Andela is, after all, a company that takes the brightest and most brilliant math, tech and engineering minds on the continent, and then trains them to become accomplished, top-tier developers. Eventually, the developers, known as “fellows,” go on to take full-time roles in international firms such as Google and Facebook.
But the company’s extreme recruiting isn’t about elitism insists co-founder Nadayar Enegesi, a Waterloo computer science alumnus. In fact, it’s about breaking down barriers – and lifting up the hundreds of programmers it has trained since the company launched in 2014.
“There is brilliance literally everywhere on the planet,” Enegesi says. “What Andela is essentially doing is scouting really brilliant people who have some sort of disposition toward technology, and creating an environment to thrive, learn and grow quickly.”
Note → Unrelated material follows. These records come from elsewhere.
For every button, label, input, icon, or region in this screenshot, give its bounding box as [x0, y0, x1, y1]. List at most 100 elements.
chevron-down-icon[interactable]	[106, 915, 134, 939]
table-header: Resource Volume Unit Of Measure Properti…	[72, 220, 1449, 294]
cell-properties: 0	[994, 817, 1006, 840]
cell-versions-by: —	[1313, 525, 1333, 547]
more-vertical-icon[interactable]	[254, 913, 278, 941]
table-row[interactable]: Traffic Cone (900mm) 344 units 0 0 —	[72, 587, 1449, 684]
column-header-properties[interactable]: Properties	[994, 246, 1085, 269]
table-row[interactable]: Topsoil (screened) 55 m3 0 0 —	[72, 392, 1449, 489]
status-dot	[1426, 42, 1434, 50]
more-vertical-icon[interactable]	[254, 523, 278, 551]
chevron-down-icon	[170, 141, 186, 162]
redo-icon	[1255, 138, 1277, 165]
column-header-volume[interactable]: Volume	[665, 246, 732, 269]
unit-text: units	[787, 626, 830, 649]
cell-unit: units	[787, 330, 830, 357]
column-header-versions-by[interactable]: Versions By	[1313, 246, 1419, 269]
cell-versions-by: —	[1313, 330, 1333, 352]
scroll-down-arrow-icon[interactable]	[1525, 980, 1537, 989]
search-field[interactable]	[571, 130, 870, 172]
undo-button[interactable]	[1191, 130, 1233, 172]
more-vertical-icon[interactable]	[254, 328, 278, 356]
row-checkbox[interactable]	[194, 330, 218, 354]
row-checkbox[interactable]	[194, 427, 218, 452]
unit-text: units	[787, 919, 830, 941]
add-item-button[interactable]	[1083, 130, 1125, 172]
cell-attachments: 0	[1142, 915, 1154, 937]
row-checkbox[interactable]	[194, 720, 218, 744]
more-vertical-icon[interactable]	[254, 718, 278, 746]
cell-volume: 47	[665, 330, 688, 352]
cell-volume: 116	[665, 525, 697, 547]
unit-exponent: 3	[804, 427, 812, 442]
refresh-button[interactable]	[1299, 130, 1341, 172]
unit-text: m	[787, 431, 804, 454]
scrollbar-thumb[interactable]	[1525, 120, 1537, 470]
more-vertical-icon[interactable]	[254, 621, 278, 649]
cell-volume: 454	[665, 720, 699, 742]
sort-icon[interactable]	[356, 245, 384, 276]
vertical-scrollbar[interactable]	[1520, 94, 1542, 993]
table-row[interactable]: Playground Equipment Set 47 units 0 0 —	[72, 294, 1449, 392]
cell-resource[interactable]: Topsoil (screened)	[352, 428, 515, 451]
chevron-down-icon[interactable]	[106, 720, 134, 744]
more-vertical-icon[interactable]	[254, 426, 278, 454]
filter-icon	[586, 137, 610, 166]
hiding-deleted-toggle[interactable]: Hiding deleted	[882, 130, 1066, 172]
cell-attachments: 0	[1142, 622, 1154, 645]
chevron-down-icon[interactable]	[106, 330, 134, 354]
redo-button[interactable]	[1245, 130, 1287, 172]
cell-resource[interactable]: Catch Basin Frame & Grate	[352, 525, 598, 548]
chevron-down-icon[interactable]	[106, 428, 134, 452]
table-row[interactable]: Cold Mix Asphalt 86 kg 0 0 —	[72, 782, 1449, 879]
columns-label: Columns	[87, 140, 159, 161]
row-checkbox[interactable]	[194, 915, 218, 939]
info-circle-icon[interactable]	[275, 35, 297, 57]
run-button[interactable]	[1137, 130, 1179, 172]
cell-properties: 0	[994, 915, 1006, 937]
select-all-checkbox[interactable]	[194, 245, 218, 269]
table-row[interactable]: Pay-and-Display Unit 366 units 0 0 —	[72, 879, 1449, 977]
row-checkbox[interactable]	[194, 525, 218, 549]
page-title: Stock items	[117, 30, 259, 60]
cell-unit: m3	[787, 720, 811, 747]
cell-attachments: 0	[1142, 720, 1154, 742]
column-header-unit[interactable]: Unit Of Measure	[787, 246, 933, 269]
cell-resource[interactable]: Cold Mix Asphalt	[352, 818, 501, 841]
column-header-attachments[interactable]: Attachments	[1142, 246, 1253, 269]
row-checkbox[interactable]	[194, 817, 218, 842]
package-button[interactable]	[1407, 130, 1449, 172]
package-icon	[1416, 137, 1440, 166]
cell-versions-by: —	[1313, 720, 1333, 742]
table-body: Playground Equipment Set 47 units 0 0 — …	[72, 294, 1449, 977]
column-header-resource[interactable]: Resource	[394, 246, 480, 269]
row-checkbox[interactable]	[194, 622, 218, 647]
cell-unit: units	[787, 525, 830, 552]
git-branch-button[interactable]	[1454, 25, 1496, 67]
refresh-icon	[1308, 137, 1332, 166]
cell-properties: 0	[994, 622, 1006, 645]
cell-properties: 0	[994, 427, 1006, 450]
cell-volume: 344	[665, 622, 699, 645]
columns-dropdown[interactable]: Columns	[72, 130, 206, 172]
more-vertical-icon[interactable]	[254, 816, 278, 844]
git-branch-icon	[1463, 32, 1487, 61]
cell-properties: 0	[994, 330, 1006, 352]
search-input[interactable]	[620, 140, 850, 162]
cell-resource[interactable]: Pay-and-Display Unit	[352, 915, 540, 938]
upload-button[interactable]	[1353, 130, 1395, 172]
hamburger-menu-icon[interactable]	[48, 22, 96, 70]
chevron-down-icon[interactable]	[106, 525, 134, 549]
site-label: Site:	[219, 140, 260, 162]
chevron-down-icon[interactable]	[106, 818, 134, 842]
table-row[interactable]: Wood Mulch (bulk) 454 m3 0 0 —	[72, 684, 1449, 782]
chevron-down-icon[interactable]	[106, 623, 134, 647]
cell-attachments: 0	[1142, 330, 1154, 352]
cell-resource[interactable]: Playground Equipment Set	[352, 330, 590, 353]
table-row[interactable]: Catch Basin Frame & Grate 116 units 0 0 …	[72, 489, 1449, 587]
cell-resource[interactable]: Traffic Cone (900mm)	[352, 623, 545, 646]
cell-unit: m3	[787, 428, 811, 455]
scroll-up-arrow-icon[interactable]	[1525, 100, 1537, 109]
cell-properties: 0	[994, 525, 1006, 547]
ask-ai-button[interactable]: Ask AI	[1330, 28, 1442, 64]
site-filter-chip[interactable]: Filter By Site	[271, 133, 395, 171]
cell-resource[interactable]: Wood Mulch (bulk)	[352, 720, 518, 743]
Enegesi helped found Andela with two other Waterloo alumni: Brice Nkengsa, a software engineering grad, and Iyinowlua “E” Aboyeji, a Waterloo arts grad. The three Waterloo entrepreneurs never thought they’d actually move back to Africa after living in Canada. But after networking pro Aboyeji reached out to entrepreneur superstar Jeremy Johnson in New York City, their future changed.
Soon Enegesi had a one-way ticket to Lagos from Toronto, ready to recruit and train the first set of Andela developers. Within days of seeing Enegesi hop the plane for Africa, Nkengsa dropped everything in Toronto and moved to NYC, where Andela is incorporated, for eight months before heading to Lagos too.
“At the time, I wasn’t thinking about coming back to Africa at all, but there was an electric connection and this desire to make an impact,” says Nkengsa.
It was a decision that paid off. Today Andela is in five locations with offices in New York, San Francisco, Lagos and Kampala in Uganda. And it still plans to grow. There are 600 developers and more than 100 partner companies spread across about 55 cities.
In fact, Africa is home to seven of the top 10 fastest growing Internet populations in the world so it’s easy to see why corporations like IBM, Microsoft and Viacom are working with Andela programmers and why the company has been able to raise $80 million in funding.
“You probably wouldn’t have thought in the next million years that the tech leaders building your products will come from Africa,” says Enegesi. “But now we’re showing the world that that’s possible.”